Repurposed Antidepressants May Have Potential to Treat Small Cell Lung Cancer
A bioinformatics approach to repurposing drugs resulted in identification of a class of antidepressants as a potential new treatment for small cell lung cancer, according to a study published in Cancer Discovery.
Based on data generated using bioinformatics, two drugs approved by the U.S. Food and Drug Administration to treat symptoms of depression, imipramine and promethazine, were tested on small cell lung cancer cells and animal models. Imipramine modulates the activity of certain hormones causing mood disorders, and promethazine is a sedative, antiemetic, and antipsychotic drug. Both antidepressants were found to induce small cell lung cancer cell death. They were also effective in mice bearing human small cell lung cancers that had become resistant to the cisplatin.
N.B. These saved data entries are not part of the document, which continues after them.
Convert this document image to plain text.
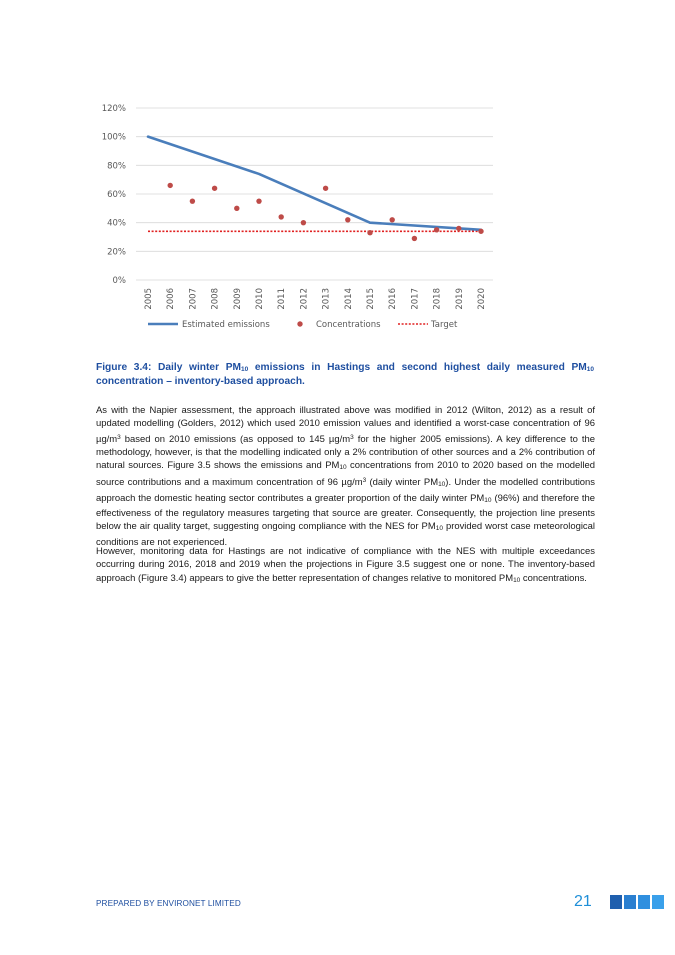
0%
20%
40%
60%
80%
100%
120%
2005 2006 2007 2008 2009 2010 2011 2012 2013 2014 2015 2016 2017 2018 2019 2020
Estimated emissions	Concentrations	Target

Figure 3.4: Daily winter PM10 emissions in Hastings and second highest daily measured PM10 concentration – inventory-based approach.

As with the Napier assessment, the approach illustrated above was modified in 2012 (Wilton, 2012) as a result of updated modelling (Golders, 2012) which used 2010 emission values and identified a worst-case concentration of 96 $\mu g/m^3$ based on 2010 emissions (as opposed to 145 $\mu g/m^3$ for the higher 2005 emissions). A key difference to the methodology, however, is that the modelling indicated only a 2% contribution of other sources and a 2% contribution of natural sources. Figure 3.5 shows the emissions and PM10 concentrations from 2010 to 2020 based on the modelled source contributions and a maximum concentration of 96 $\mu g/m^3$ (daily winter PM10). Under the modelled contributions approach the domestic heating sector contributes a greater proportion of the daily winter PM10 (96%) and therefore the effectiveness of the regulatory measures targeting that source are greater. Consequently, the projection line presents below the air quality target, suggesting ongoing compliance with the NES for PM10 provided worst case meteorological conditions are not experienced.

However, monitoring data for Hastings are not indicative of compliance with the NES with multiple exceedances occurring during 2016, 2018 and 2019 when the projections in Figure 3.5 suggest one or none. The inventory-based approach (Figure 3.4) appears to give the better representation of changes relative to monitored PM10 concentrations.

PREPARED BY ENVIRONET LIMITED	21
“We implemented a bioinformatics-based drug repositioning approach toward accelerated evaluation of FDA-approved drugs for cancer treatment. From the day we started this project, it took less than 20 months to initiate a clinical trial,” said Julien Sage, PhD, Associate Professor of Pediatrics and Genetics at Stanford University School of Medicine in California. “This is a good example of how we can combine ‘big data’ and the mature field of preclinical animal models to rapidly find new uses for old drugs.”
“Unlike most targeted therapies, which are often specific for a single molecule or pathway, the drugs we identified target multiple receptors at the surface of neuroendocrine cancer cells, which may make it difficult for cancer cells to develop resistance,” Dr. Sage added. “We are in the process of identifying the optimal treatment regimen for patients with small cell lung cancer and modifying these drugs to prevent them from entering the brain, in order to minimize side effects.”
Small cell lung cancer is a subtype of lung cancer of neuroendocrine origin, and patients diagnosed with small cell lung cancer have a dismal prognosis. There is currently no approved targeted therapy for small cell lung cancer and no new drugs have been identified in the last few decades.
Study Details
Dr. Sage and colleagues focused their search on drugs targeting the two top pathways identified using a bioinformatics approach: the neuroactive ligand receptor interaction pathway and the calcium signaling pathway. Of the six antidepressants initially shortlisted, imipramine and promethazine emerged as successful candidates for further study based on the results of experiments using small cell lung cancer cell lines and mice bearing human small cell lung cancer tumors.
The researchers then generated mutant mice bearing cisplatin-resistant small cell lung cancer tumors and found that the growth of chemotherapy-resistant tumors was inhibited by imipramine, suggesting that the identified antidepressants will be effective against small cell lung cancers in patients who developed resistance to standard chemotherapy.
They conducted further experiments and found these two drugs acted on small cell lung cancers primarily by inducing cell death mechanisms within the cancer cells. They also found that small cell lung cancer cells express certain receptors called GPCRs, and imipramine and promethazine caused cell death by engaging these receptors and their downstream signaling mechanisms.
Potential for Treatment in Other Neuroendocrine Cancers
Because imipramine was also effective in an animal model of pancreatic neuroendocrine tumors, the researchers are hoping their observations with small cell lung cancer can be extended to a number of other neuroendocrine cancers.
Based on their preclinical results, the researchers have initiated a phase IIA clinical trial to test desipramine, a drug similar to imipramine, in small cell lung cancer and other high-grade neuroendocrine tumors.
This study was funded by the Lucile Packard Foundation for Children’s Health, the United States Department of Army, the NLM Biomedical Informatics Training Grant to Stanford University, the National Cancer Institute, the Stanford Dean’s Fellowship, NRSA T32 Academic Research Training in Pulmonary Medicine, a California TRDRP postdoctoral fellowship, and a Stanford Cancer Institute Developmental Cancer Research Award.
The intellectual property from this work has been licensed to NuMedii, a company further developing these drugs.
The content in this post has not been reviewed by the American Society of Clinical Oncology, Inc. (ASCO®) and does not necessarily reflect the ideas and opinions of ASCO®.